La paysannerie aurait disparue en 2012? Non.
Je ne te prends pour rien, je ne te connais pas. Mais le mot "paysan" est tellement connoté et utilisé à toutes les sauces par le public, les politiques ou les agriculteurs eux-mêmes à des fins idéologiques, que j'ai tendance à me méfier...
Quant au décès de la paysannerie, j'ai peut-être été un peu leste avec la cuillère à pot. Elle survit dans certains coins, mais elle est malgré tout bien moribonde.
J'avais été invité à des cochonailles dans le Gers il y a quelques années : bonne ambiance de fête de village, les agriculteurs du coin étaient tous été invités et avaient ramené leur famille par la même occasion, ça discutait autour des derniers potins et des productions... Et ils faisaient ça très régulièrement, de la même façon que ce type d'évènement (tuerie de cochon, tassage de la terre battue dans les fermes, mariages et baptêmes, etc) rythmait la vie des gens d'autrefois.
Cela dit, le fond lui reste toujours très sombre : ces gens-là sont un peu les derniers mohicans. La campagne et les alentours sont quasiment désertiques, les écoles fermant les unes après les autres et les villages se vidant de leurs habitants, faute d'avoir su rester attractif. Les jeunes, quant à eux, partent faire leurs études dans les villes - à Auch, Pau, Tarbes ou Toulouse ; ils y font leur vie et ils ne reviennent plus à la campagne qu'occasionnellement pour voir leurs parents.
C'est bien pour cette raison que j'écris que la paysannerie a déjà un pied dans la tombe : ce qui la rendait possible (une forte proportion de la population vivant dans les campagnes d'une agriculture vivrière, d'où un fort tissu social et une culture propre) n'existe plus de nos jours. Et quand on voit le nombre d'exploitant qui diminue année après année, et que les métiers de l'agriculture n'attirent plus les jeunes (et à raison)...
machtiern a écrit:
Celui d'une agriculture qui s'autogère, qui est capable d'expérimenter sans demander l'autorisation à la chambre d'agriculture, qui est capable d'esprit critique, et qui emmerde la pensée unique.
Depuis quand les agriculteurs ont-ils besoins de l'aval d'une chambre d'agricuture pour expérimenter ? Les chambres ne contrôlent rien, et de toute façon un propriétaire reste toujours le seul décisionnaire de ce qu'il implante sur ses parcelles...

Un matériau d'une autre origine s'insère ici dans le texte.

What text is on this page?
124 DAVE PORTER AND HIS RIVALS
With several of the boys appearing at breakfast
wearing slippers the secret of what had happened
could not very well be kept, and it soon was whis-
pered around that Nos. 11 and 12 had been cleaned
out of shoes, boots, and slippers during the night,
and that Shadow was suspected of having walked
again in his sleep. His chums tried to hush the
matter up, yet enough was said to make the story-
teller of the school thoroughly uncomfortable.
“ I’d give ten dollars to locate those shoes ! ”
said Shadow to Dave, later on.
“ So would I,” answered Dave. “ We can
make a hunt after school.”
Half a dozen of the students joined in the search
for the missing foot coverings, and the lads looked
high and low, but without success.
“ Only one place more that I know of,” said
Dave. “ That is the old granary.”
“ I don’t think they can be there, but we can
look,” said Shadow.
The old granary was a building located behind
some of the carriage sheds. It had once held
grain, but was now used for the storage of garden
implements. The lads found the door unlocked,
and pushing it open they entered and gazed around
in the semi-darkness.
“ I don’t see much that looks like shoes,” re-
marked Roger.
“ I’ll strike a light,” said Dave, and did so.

Ce serait plutôt l'inverse : les chambres que je connais essayent désespérément de trouver des agriculteurs pour lancer des expérimentations agronomiques (notamment vis à vis de toutes les techniques alternatives de type semis direct et TSL, désherbage mécanique, CIPAN...)... Mais personne ne se manifeste : les exploitants n'ont pas envie de tester quoi que ce soit, la prise de risque, ce n'est pas leur truc - ce qu'on peut comprendre.